The concept of the Native people as savages and their implementation in business and commerce creates barriers to the development of the basis for moral respect. Moreover, many practices related to cultural appropriation in sports can be inherently disrespectful and insensitive towards race. For example, Stretten states that the players of a Canadian amateur football club, the Nepean “Redskins,” call each other redskins during the game, and it provokes a risk that they may consequently use the racially insensitive language off the field or even promote its use among others. They give practice is very much similar to the use of racist verbal expression towards other minority groups such as African Americans. Both of the ethnic groups were exposed to hostile attitudes from the major population group in the country, and most of the offensive racial expressions originate from the time of conflicts and oppression. Not only do they have negative connotations but also foster racial discrimination. It is also worth noticing that Native Americans are usually under-represented in most of the teams and communities where sports clubs using culturally insensitive mascots are located. As Stretten observes, Native people and particularly urban Natives are almost always outnumbered within the US society. For this reason, it is valid to presume that the non-Native Americans made the decisions to implement Native imagery in mascots and logos ignoring the fact that probably all Natives are against it.
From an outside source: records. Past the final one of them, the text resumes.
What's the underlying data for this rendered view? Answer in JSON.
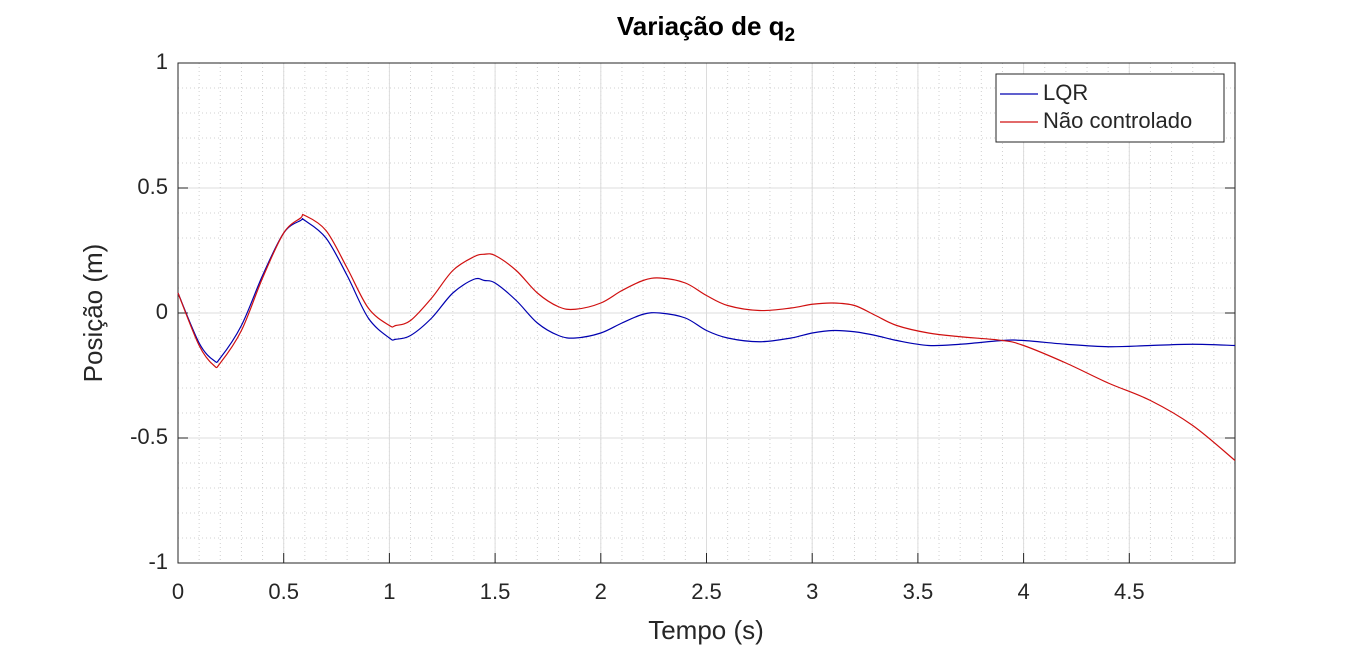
{
  "chart_data": {
    "type": "line",
    "title": "Variação de q",
    "title_subscript": "2",
    "x_label": "Tempo (s)",
    "y_label": "Posição (m)",
    "x": [
      0,
      0.1,
      0.17,
      0.2,
      0.3,
      0.4,
      0.5,
      0.58,
      0.6,
      0.7,
      0.8,
      0.9,
      1.0,
      1.03,
      1.1,
      1.2,
      1.3,
      1.4,
      1.45,
      1.5,
      1.6,
      1.7,
      1.8,
      1.88,
      2.0,
      2.1,
      2.2,
      2.28,
      2.4,
      2.5,
      2.6,
      2.75,
      2.9,
      3.0,
      3.1,
      3.2,
      3.3,
      3.4,
      3.55,
      3.7,
      3.9,
      4.0,
      4.2,
      4.4,
      4.6,
      4.8,
      5.0
    ],
    "series": [
      {
        "name": "LQR",
        "color": "#0000b0",
        "values": [
          0.08,
          -0.12,
          -0.19,
          -0.18,
          -0.05,
          0.15,
          0.32,
          0.37,
          0.37,
          0.3,
          0.15,
          -0.02,
          -0.1,
          -0.105,
          -0.09,
          -0.02,
          0.08,
          0.135,
          0.13,
          0.12,
          0.05,
          -0.04,
          -0.09,
          -0.1,
          -0.08,
          -0.04,
          -0.005,
          0.0,
          -0.02,
          -0.07,
          -0.1,
          -0.115,
          -0.1,
          -0.08,
          -0.07,
          -0.075,
          -0.09,
          -0.11,
          -0.13,
          -0.125,
          -0.11,
          -0.11,
          -0.125,
          -0.135,
          -0.13,
          -0.125,
          -0.13
        ]
      },
      {
        "name": "Não controlado",
        "color": "#d01010",
        "values": [
          0.08,
          -0.13,
          -0.21,
          -0.2,
          -0.07,
          0.14,
          0.32,
          0.38,
          0.39,
          0.33,
          0.18,
          0.02,
          -0.05,
          -0.05,
          -0.03,
          0.06,
          0.17,
          0.225,
          0.235,
          0.23,
          0.17,
          0.08,
          0.025,
          0.015,
          0.04,
          0.09,
          0.13,
          0.14,
          0.12,
          0.07,
          0.03,
          0.01,
          0.02,
          0.035,
          0.04,
          0.03,
          -0.01,
          -0.05,
          -0.08,
          -0.095,
          -0.11,
          -0.13,
          -0.2,
          -0.28,
          -0.35,
          -0.45,
          -0.59
        ]
      }
    ],
    "xlim": [
      0,
      5
    ],
    "xticks": [
      0,
      0.5,
      1,
      1.5,
      2,
      2.5,
      3,
      3.5,
      4,
      4.5
    ],
    "ylim": [
      -1,
      1
    ],
    "yticks": [
      -1,
      -0.5,
      0,
      0.5,
      1
    ],
    "grid": true,
    "minor_grid": true,
    "legend": "top-right"
  }
}
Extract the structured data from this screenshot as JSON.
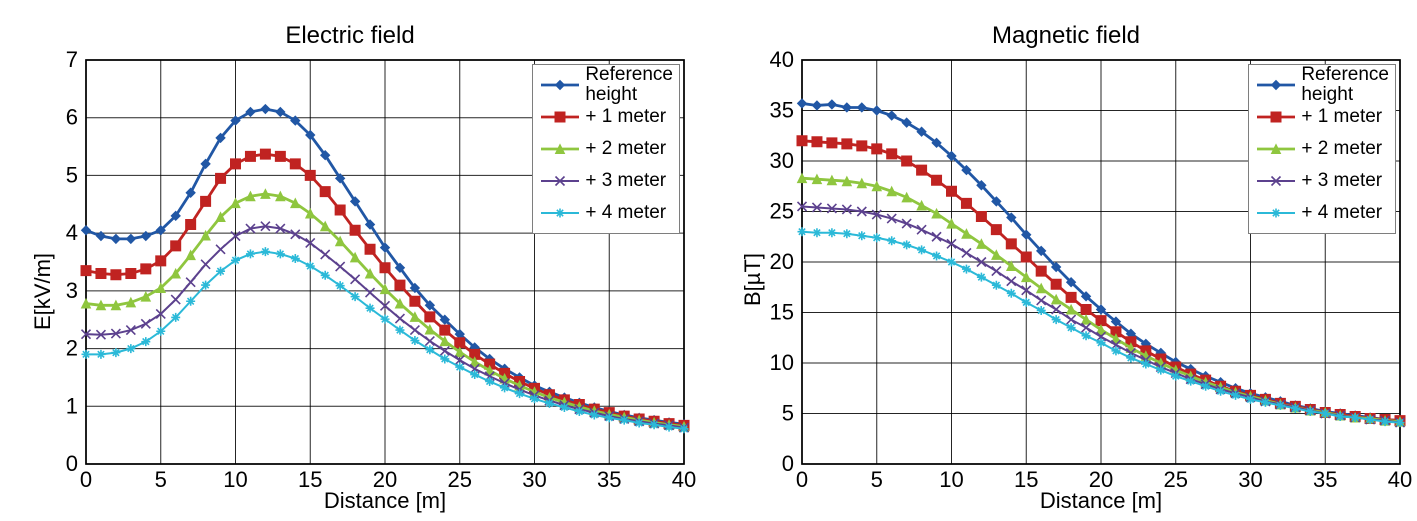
{
  "background_color": "#ffffff",
  "border_color": "#000000",
  "grid_color": "#000000",
  "axis_fontsize": 22,
  "title_fontsize": 24,
  "legend_fontsize": 19,
  "charts": [
    {
      "id": "electric",
      "title": "Electric field",
      "xlabel": "Distance [m]",
      "ylabel": "E[kV/m]",
      "xlim": [
        0,
        40
      ],
      "ylim": [
        0,
        7
      ],
      "xtick_step": 5,
      "ytick_step": 1,
      "legend_pos": "inside-top-right",
      "series": [
        {
          "name": "Reference height",
          "legend_label": "Reference\nheight",
          "color": "#2157a5",
          "marker": "diamond",
          "marker_size": 9,
          "line_width": 2.8,
          "x": [
            0,
            1,
            2,
            3,
            4,
            5,
            6,
            7,
            8,
            9,
            10,
            11,
            12,
            13,
            14,
            15,
            16,
            17,
            18,
            19,
            20,
            21,
            22,
            23,
            24,
            25,
            26,
            27,
            28,
            29,
            30,
            31,
            32,
            33,
            34,
            35,
            36,
            37,
            38,
            39,
            40
          ],
          "y": [
            4.05,
            3.95,
            3.9,
            3.9,
            3.95,
            4.05,
            4.3,
            4.7,
            5.2,
            5.65,
            5.95,
            6.1,
            6.15,
            6.1,
            5.95,
            5.7,
            5.35,
            4.95,
            4.55,
            4.15,
            3.75,
            3.4,
            3.05,
            2.75,
            2.5,
            2.25,
            2.02,
            1.82,
            1.65,
            1.5,
            1.36,
            1.25,
            1.15,
            1.06,
            0.98,
            0.91,
            0.85,
            0.8,
            0.76,
            0.72,
            0.69
          ]
        },
        {
          "name": "+ 1 meter",
          "legend_label": "+ 1 meter",
          "color": "#c02321",
          "marker": "square",
          "marker_size": 10,
          "line_width": 2.8,
          "x": [
            0,
            1,
            2,
            3,
            4,
            5,
            6,
            7,
            8,
            9,
            10,
            11,
            12,
            13,
            14,
            15,
            16,
            17,
            18,
            19,
            20,
            21,
            22,
            23,
            24,
            25,
            26,
            27,
            28,
            29,
            30,
            31,
            32,
            33,
            34,
            35,
            36,
            37,
            38,
            39,
            40
          ],
          "y": [
            3.35,
            3.3,
            3.28,
            3.3,
            3.38,
            3.52,
            3.78,
            4.15,
            4.55,
            4.95,
            5.2,
            5.33,
            5.37,
            5.33,
            5.2,
            5.0,
            4.72,
            4.4,
            4.05,
            3.72,
            3.4,
            3.1,
            2.82,
            2.55,
            2.32,
            2.1,
            1.9,
            1.73,
            1.57,
            1.43,
            1.31,
            1.2,
            1.11,
            1.03,
            0.95,
            0.89,
            0.83,
            0.78,
            0.74,
            0.7,
            0.67
          ]
        },
        {
          "name": "+ 2 meter",
          "legend_label": "+ 2 meter",
          "color": "#8fc63f",
          "marker": "triangle",
          "marker_size": 9,
          "line_width": 2.8,
          "x": [
            0,
            1,
            2,
            3,
            4,
            5,
            6,
            7,
            8,
            9,
            10,
            11,
            12,
            13,
            14,
            15,
            16,
            17,
            18,
            19,
            20,
            21,
            22,
            23,
            24,
            25,
            26,
            27,
            28,
            29,
            30,
            31,
            32,
            33,
            34,
            35,
            36,
            37,
            38,
            39,
            40
          ],
          "y": [
            2.78,
            2.75,
            2.75,
            2.8,
            2.9,
            3.05,
            3.3,
            3.62,
            3.96,
            4.28,
            4.52,
            4.64,
            4.68,
            4.64,
            4.52,
            4.34,
            4.12,
            3.86,
            3.58,
            3.3,
            3.03,
            2.78,
            2.55,
            2.33,
            2.13,
            1.94,
            1.77,
            1.62,
            1.48,
            1.36,
            1.25,
            1.15,
            1.07,
            0.99,
            0.92,
            0.86,
            0.81,
            0.76,
            0.72,
            0.68,
            0.65
          ]
        },
        {
          "name": "+ 3 meter",
          "legend_label": "+ 3 meter",
          "color": "#5c418e",
          "marker": "x",
          "marker_size": 9,
          "line_width": 2.0,
          "x": [
            0,
            1,
            2,
            3,
            4,
            5,
            6,
            7,
            8,
            9,
            10,
            11,
            12,
            13,
            14,
            15,
            16,
            17,
            18,
            19,
            20,
            21,
            22,
            23,
            24,
            25,
            26,
            27,
            28,
            29,
            30,
            31,
            32,
            33,
            34,
            35,
            36,
            37,
            38,
            39,
            40
          ],
          "y": [
            2.25,
            2.24,
            2.26,
            2.32,
            2.43,
            2.6,
            2.85,
            3.15,
            3.46,
            3.72,
            3.95,
            4.08,
            4.12,
            4.08,
            3.98,
            3.83,
            3.63,
            3.42,
            3.2,
            2.97,
            2.74,
            2.52,
            2.32,
            2.13,
            1.96,
            1.8,
            1.65,
            1.52,
            1.4,
            1.29,
            1.19,
            1.1,
            1.02,
            0.95,
            0.89,
            0.83,
            0.78,
            0.74,
            0.7,
            0.67,
            0.63
          ]
        },
        {
          "name": "+ 4 meter",
          "legend_label": "+ 4 meter",
          "color": "#2bb9d8",
          "marker": "star",
          "marker_size": 9,
          "line_width": 2.0,
          "x": [
            0,
            1,
            2,
            3,
            4,
            5,
            6,
            7,
            8,
            9,
            10,
            11,
            12,
            13,
            14,
            15,
            16,
            17,
            18,
            19,
            20,
            21,
            22,
            23,
            24,
            25,
            26,
            27,
            28,
            29,
            30,
            31,
            32,
            33,
            34,
            35,
            36,
            37,
            38,
            39,
            40
          ],
          "y": [
            1.9,
            1.9,
            1.93,
            2.0,
            2.12,
            2.3,
            2.54,
            2.82,
            3.1,
            3.34,
            3.53,
            3.64,
            3.68,
            3.64,
            3.56,
            3.43,
            3.27,
            3.09,
            2.9,
            2.7,
            2.51,
            2.32,
            2.14,
            1.98,
            1.82,
            1.68,
            1.55,
            1.43,
            1.32,
            1.22,
            1.13,
            1.05,
            0.98,
            0.91,
            0.85,
            0.8,
            0.76,
            0.71,
            0.68,
            0.64,
            0.61
          ]
        }
      ]
    },
    {
      "id": "magnetic",
      "title": "Magnetic field",
      "xlabel": "Distance [m]",
      "ylabel": "B[µT]",
      "xlim": [
        0,
        40
      ],
      "ylim": [
        0,
        40
      ],
      "xtick_step": 5,
      "ytick_step": 5,
      "legend_pos": "inside-top-right",
      "series": [
        {
          "name": "Reference height",
          "legend_label": "Reference\nheight",
          "color": "#2157a5",
          "marker": "diamond",
          "marker_size": 9,
          "line_width": 2.8,
          "x": [
            0,
            1,
            2,
            3,
            4,
            5,
            6,
            7,
            8,
            9,
            10,
            11,
            12,
            13,
            14,
            15,
            16,
            17,
            18,
            19,
            20,
            21,
            22,
            23,
            24,
            25,
            26,
            27,
            28,
            29,
            30,
            31,
            32,
            33,
            34,
            35,
            36,
            37,
            38,
            39,
            40
          ],
          "y": [
            35.7,
            35.5,
            35.6,
            35.3,
            35.3,
            35.0,
            34.5,
            33.8,
            32.9,
            31.8,
            30.5,
            29.1,
            27.6,
            26.0,
            24.4,
            22.7,
            21.1,
            19.5,
            18.0,
            16.6,
            15.3,
            14.1,
            12.9,
            11.9,
            11.0,
            10.1,
            9.4,
            8.7,
            8.1,
            7.5,
            7.0,
            6.6,
            6.2,
            5.8,
            5.5,
            5.2,
            5.0,
            4.8,
            4.6,
            4.4,
            4.3
          ]
        },
        {
          "name": "+ 1 meter",
          "legend_label": "+ 1 meter",
          "color": "#c02321",
          "marker": "square",
          "marker_size": 10,
          "line_width": 2.8,
          "x": [
            0,
            1,
            2,
            3,
            4,
            5,
            6,
            7,
            8,
            9,
            10,
            11,
            12,
            13,
            14,
            15,
            16,
            17,
            18,
            19,
            20,
            21,
            22,
            23,
            24,
            25,
            26,
            27,
            28,
            29,
            30,
            31,
            32,
            33,
            34,
            35,
            36,
            37,
            38,
            39,
            40
          ],
          "y": [
            32.0,
            31.9,
            31.8,
            31.7,
            31.5,
            31.2,
            30.7,
            30.0,
            29.1,
            28.1,
            27.0,
            25.8,
            24.5,
            23.2,
            21.8,
            20.5,
            19.1,
            17.8,
            16.5,
            15.3,
            14.2,
            13.1,
            12.1,
            11.2,
            10.4,
            9.6,
            8.9,
            8.3,
            7.7,
            7.2,
            6.8,
            6.4,
            6.0,
            5.7,
            5.4,
            5.1,
            4.9,
            4.7,
            4.5,
            4.4,
            4.3
          ]
        },
        {
          "name": "+ 2 meter",
          "legend_label": "+ 2 meter",
          "color": "#8fc63f",
          "marker": "triangle",
          "marker_size": 9,
          "line_width": 2.8,
          "x": [
            0,
            1,
            2,
            3,
            4,
            5,
            6,
            7,
            8,
            9,
            10,
            11,
            12,
            13,
            14,
            15,
            16,
            17,
            18,
            19,
            20,
            21,
            22,
            23,
            24,
            25,
            26,
            27,
            28,
            29,
            30,
            31,
            32,
            33,
            34,
            35,
            36,
            37,
            38,
            39,
            40
          ],
          "y": [
            28.3,
            28.2,
            28.1,
            28.0,
            27.8,
            27.5,
            27.0,
            26.4,
            25.6,
            24.8,
            23.8,
            22.8,
            21.8,
            20.7,
            19.6,
            18.5,
            17.4,
            16.3,
            15.3,
            14.3,
            13.3,
            12.4,
            11.5,
            10.7,
            10.0,
            9.3,
            8.7,
            8.1,
            7.6,
            7.1,
            6.7,
            6.3,
            5.9,
            5.6,
            5.3,
            5.1,
            4.8,
            4.6,
            4.5,
            4.3,
            4.2
          ]
        },
        {
          "name": "+ 3 meter",
          "legend_label": "+ 3 meter",
          "color": "#5c418e",
          "marker": "x",
          "marker_size": 9,
          "line_width": 2.0,
          "x": [
            0,
            1,
            2,
            3,
            4,
            5,
            6,
            7,
            8,
            9,
            10,
            11,
            12,
            13,
            14,
            15,
            16,
            17,
            18,
            19,
            20,
            21,
            22,
            23,
            24,
            25,
            26,
            27,
            28,
            29,
            30,
            31,
            32,
            33,
            34,
            35,
            36,
            37,
            38,
            39,
            40
          ],
          "y": [
            25.5,
            25.4,
            25.3,
            25.2,
            25.0,
            24.7,
            24.3,
            23.8,
            23.2,
            22.5,
            21.8,
            20.9,
            20.0,
            19.1,
            18.1,
            17.2,
            16.2,
            15.3,
            14.3,
            13.5,
            12.6,
            11.8,
            11.0,
            10.3,
            9.6,
            9.0,
            8.4,
            7.9,
            7.4,
            7.0,
            6.6,
            6.2,
            5.9,
            5.6,
            5.3,
            5.0,
            4.8,
            4.6,
            4.4,
            4.3,
            4.1
          ]
        },
        {
          "name": "+ 4 meter",
          "legend_label": "+ 4 meter",
          "color": "#2bb9d8",
          "marker": "star",
          "marker_size": 9,
          "line_width": 2.0,
          "x": [
            0,
            1,
            2,
            3,
            4,
            5,
            6,
            7,
            8,
            9,
            10,
            11,
            12,
            13,
            14,
            15,
            16,
            17,
            18,
            19,
            20,
            21,
            22,
            23,
            24,
            25,
            26,
            27,
            28,
            29,
            30,
            31,
            32,
            33,
            34,
            35,
            36,
            37,
            38,
            39,
            40
          ],
          "y": [
            23.0,
            22.9,
            22.9,
            22.8,
            22.6,
            22.4,
            22.1,
            21.7,
            21.2,
            20.6,
            20.0,
            19.3,
            18.5,
            17.7,
            16.9,
            16.0,
            15.2,
            14.3,
            13.5,
            12.7,
            12.0,
            11.2,
            10.5,
            9.9,
            9.3,
            8.7,
            8.2,
            7.7,
            7.2,
            6.8,
            6.4,
            6.1,
            5.8,
            5.5,
            5.2,
            5.0,
            4.7,
            4.6,
            4.4,
            4.2,
            4.1
          ]
        }
      ]
    }
  ]
}
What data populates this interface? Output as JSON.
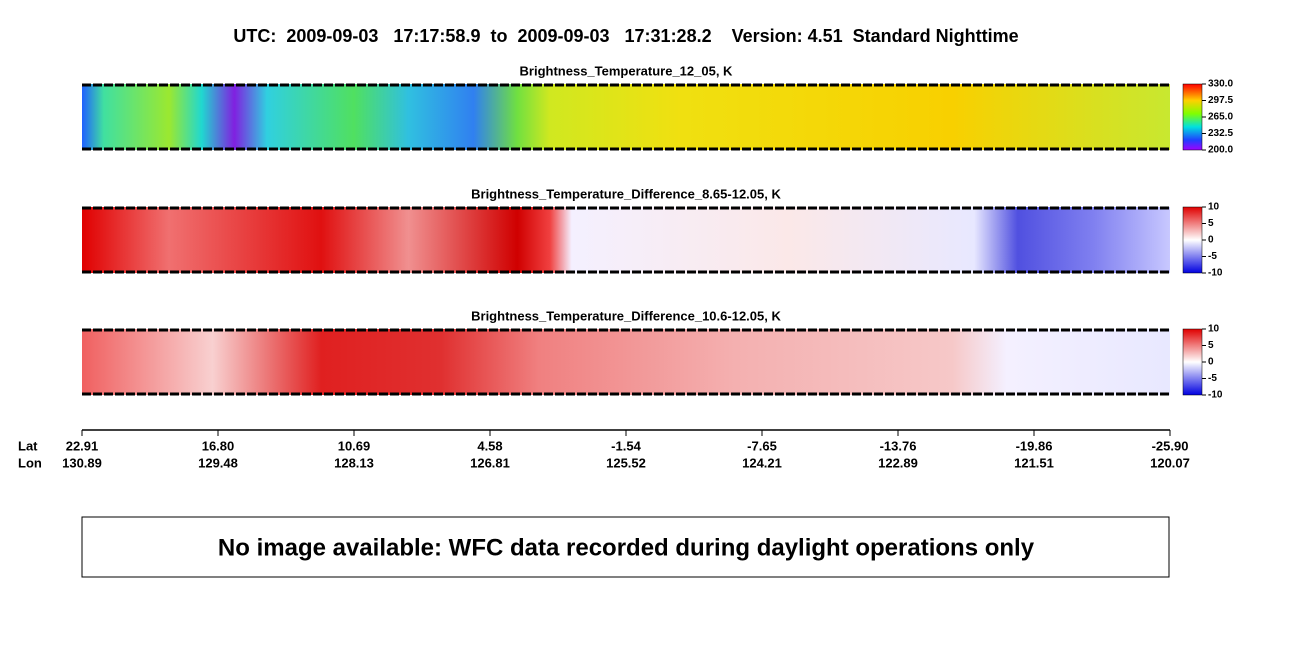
{
  "title": "UTC:  2009-09-03   17:17:58.9  to  2009-09-03   17:31:28.2    Version: 4.51  Standard Nighttime",
  "panels": [
    {
      "title": "Brightness_Temperature_12_05, K",
      "colorbar_ticks": [
        "330.0",
        "297.5",
        "265.0",
        "232.5",
        "200.0"
      ]
    },
    {
      "title": "Brightness_Temperature_Difference_8.65-12.05, K",
      "colorbar_ticks": [
        "10",
        "5",
        "0",
        "-5",
        "-10"
      ]
    },
    {
      "title": "Brightness_Temperature_Difference_10.6-12.05, K",
      "colorbar_ticks": [
        "10",
        "5",
        "0",
        "-5",
        "-10"
      ]
    }
  ],
  "x_axis": {
    "lat_label": "Lat",
    "lon_label": "Lon",
    "lat": [
      "22.91",
      "16.80",
      "10.69",
      "4.58",
      "-1.54",
      "-7.65",
      "-13.76",
      "-19.86",
      "-25.90"
    ],
    "lon": [
      "130.89",
      "129.48",
      "128.13",
      "126.81",
      "125.52",
      "124.21",
      "122.89",
      "121.51",
      "120.07"
    ]
  },
  "message": "No image available: WFC data recorded during daylight operations only"
}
It is possible to conclude that although the archetype promoted in popular Native American narratives has positive connotations of nobility and courage, it contributes to the consolidation of social stereotypes and discrimination. Therefore, the implementation of cultural and stereotypical information in mascots has multiple negative effects on both the members of the minority ethnic group and the society as a whole. When a person doesn’t have an opportunity to interact with culturally diverse people on an everyday basis, her/his perception of other ethnicities and cultural groups becomes primarily based on the information received through education and media. In this way, by conveying culturally insensitive images during sports games, schools and sports clubs contribute to the development of unreasonable social expectations and cultural miscommunication. Thus, they significantly harm the dignity of the Native American people and their identity.
Stretten, Amy. “Appropriating Native American Imagery Honors No One but the Prejudice.” ABC News, 2018. Web.